County: Kerry Site name: TRALEE: Rock Street
Sites and Monuments Record No.: N/A Licence number: 02E0818
Author: Laurence Dunne, Eachtra Archaeological Projects
Site type: Tannery
Period/Dating: Modern (AD 1750-AD 2000)
ITM: E 483455m, N 614655m
Latitude, Longitude (decimal degrees): 52.271225, -9.707679
Monitoring and an architectural assessment report were undertaken in relation to renovations to the interior of a small terraced property at 23 Rock Street, within the zone of archaeological potential of Tralee (SMR 29:119). The concrete floor of the building was removed mechanically and revealed a red/brown, clayey, loose rubble, 0.2m deep, with frequent red brick and occasional wood fragments, which came down directly onto bedrock.

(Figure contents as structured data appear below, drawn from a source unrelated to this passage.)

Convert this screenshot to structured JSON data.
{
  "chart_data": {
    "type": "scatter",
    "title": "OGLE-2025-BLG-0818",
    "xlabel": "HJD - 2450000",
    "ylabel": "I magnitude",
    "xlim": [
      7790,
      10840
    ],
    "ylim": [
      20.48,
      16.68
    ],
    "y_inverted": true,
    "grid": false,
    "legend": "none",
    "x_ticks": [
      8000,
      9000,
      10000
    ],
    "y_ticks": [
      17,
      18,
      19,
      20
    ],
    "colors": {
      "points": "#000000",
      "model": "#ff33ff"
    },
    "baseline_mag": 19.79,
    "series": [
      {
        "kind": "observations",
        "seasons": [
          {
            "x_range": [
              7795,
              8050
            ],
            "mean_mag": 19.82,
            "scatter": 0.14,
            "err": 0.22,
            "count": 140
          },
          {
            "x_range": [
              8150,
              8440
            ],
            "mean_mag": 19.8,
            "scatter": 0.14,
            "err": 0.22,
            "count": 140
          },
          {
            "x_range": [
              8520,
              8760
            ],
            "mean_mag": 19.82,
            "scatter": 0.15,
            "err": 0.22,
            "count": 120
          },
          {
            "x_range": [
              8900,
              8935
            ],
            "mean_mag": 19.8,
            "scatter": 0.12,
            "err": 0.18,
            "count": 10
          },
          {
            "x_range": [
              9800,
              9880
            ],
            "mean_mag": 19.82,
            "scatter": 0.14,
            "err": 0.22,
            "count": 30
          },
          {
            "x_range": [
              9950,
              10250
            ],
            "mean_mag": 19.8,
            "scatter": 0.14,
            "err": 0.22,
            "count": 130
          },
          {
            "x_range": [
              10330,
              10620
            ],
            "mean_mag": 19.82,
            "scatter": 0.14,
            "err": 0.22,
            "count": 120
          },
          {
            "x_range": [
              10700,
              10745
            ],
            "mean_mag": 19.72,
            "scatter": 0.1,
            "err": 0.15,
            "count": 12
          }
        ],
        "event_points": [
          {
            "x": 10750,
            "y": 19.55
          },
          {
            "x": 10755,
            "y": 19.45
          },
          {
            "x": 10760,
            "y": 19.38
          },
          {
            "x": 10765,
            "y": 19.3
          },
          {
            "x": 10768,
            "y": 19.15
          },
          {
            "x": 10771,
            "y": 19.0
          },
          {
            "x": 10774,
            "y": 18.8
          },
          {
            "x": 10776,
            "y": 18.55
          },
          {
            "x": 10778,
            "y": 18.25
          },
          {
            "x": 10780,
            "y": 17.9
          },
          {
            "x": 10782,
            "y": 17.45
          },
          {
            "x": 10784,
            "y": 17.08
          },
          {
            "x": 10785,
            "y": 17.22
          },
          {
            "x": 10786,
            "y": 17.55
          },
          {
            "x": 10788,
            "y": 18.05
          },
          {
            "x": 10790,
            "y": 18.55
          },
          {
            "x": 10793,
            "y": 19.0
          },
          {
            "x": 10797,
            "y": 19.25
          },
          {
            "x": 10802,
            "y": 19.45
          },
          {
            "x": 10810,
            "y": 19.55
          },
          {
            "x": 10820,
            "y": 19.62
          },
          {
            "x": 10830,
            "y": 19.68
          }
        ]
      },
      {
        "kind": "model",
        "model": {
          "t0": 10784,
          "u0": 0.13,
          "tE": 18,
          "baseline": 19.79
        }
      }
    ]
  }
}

The total depth of excavation was 0.3m. No stratigraphy or artefacts of an archaeological nature were discovered during this phase of the work.

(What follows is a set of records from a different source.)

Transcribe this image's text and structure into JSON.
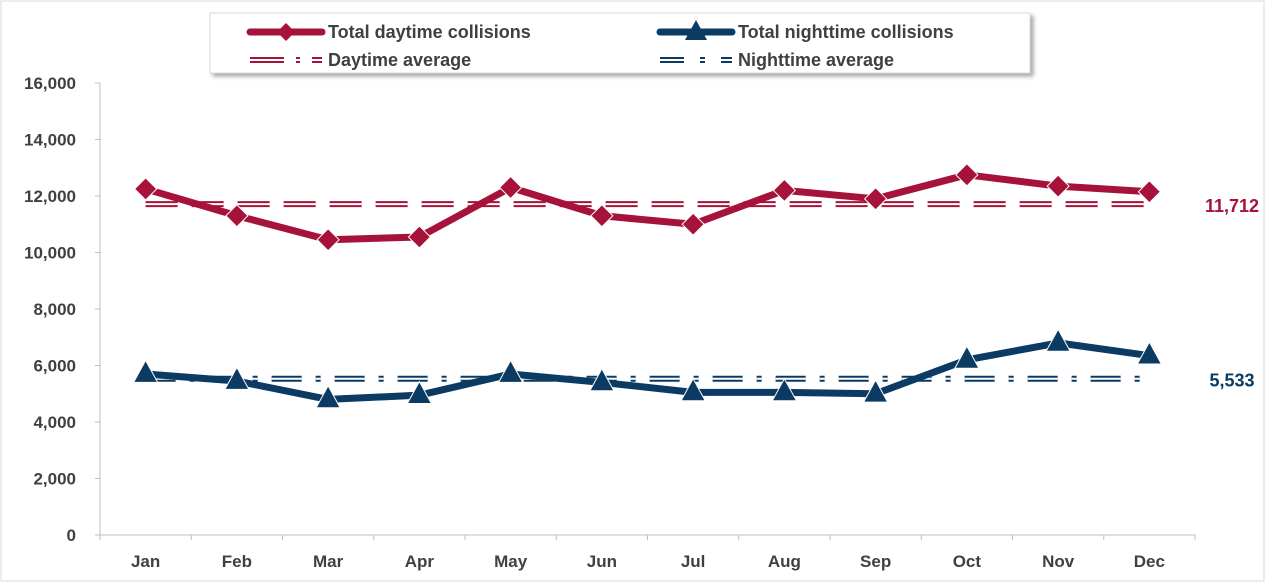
{
  "chart_data": {
    "type": "line",
    "categories": [
      "Jan",
      "Feb",
      "Mar",
      "Apr",
      "May",
      "Jun",
      "Jul",
      "Aug",
      "Sep",
      "Oct",
      "Nov",
      "Dec"
    ],
    "ylim": [
      0,
      16000
    ],
    "yticks": [
      0,
      2000,
      4000,
      6000,
      8000,
      10000,
      12000,
      14000,
      16000
    ],
    "ytick_labels": [
      "0",
      "2,000",
      "4,000",
      "6,000",
      "8,000",
      "10,000",
      "12,000",
      "14,000",
      "16,000"
    ],
    "grid": false,
    "legend_position": "top",
    "series": [
      {
        "name": "Total daytime collisions",
        "values": [
          12250,
          11300,
          10450,
          10550,
          12300,
          11300,
          11000,
          12200,
          11900,
          12750,
          12350,
          12150
        ],
        "color": "#A6123A",
        "marker": "diamond",
        "style": "solid"
      },
      {
        "name": "Total nighttime collisions",
        "values": [
          5700,
          5450,
          4800,
          4950,
          5700,
          5400,
          5050,
          5050,
          5000,
          6200,
          6800,
          6350
        ],
        "color": "#0B3A63",
        "marker": "triangle",
        "style": "solid"
      },
      {
        "name": "Daytime average",
        "values": [
          11712,
          11712,
          11712,
          11712,
          11712,
          11712,
          11712,
          11712,
          11712,
          11712,
          11712,
          11712
        ],
        "color": "#A6123A",
        "style": "dashed",
        "end_label": "11,712"
      },
      {
        "name": "Nighttime average",
        "values": [
          5533,
          5533,
          5533,
          5533,
          5533,
          5533,
          5533,
          5533,
          5533,
          5533,
          5533,
          5533
        ],
        "color": "#0B3A63",
        "style": "dash-dot",
        "end_label": "5,533"
      }
    ]
  }
}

The architectural assessment relates to a five-bay, two-storey, rectangular tannery building in a ruinous condition to the rear of 23 Rock Street. The earliest cartographic representation is found on the first-edition (1841) OS map. The 1850 Griffith’s Valuation map notes the building as being in ruins. A substantial rebuild or repair was undertaken in the latter part of the 19th century, and on the 1878 second-edition OS map the buildings to the rear of 22–24 Rock Street are marked as ‘tannery’. Modern mass-concrete tanks within the structure are related to the tanning process. A fair-faced non-local yellow stone was partially used around some of the opes; it appears to be from Dundry, near Bath, in England and is possibly the only known example of this building material in Tralee. The walls are composed of random, uncoursed, rubble limestone, with red-brick arches over many of the window and door openings. The building was recorded, and sections of it that were in danger of imminent collapse were reduced for health-and-safety reasons.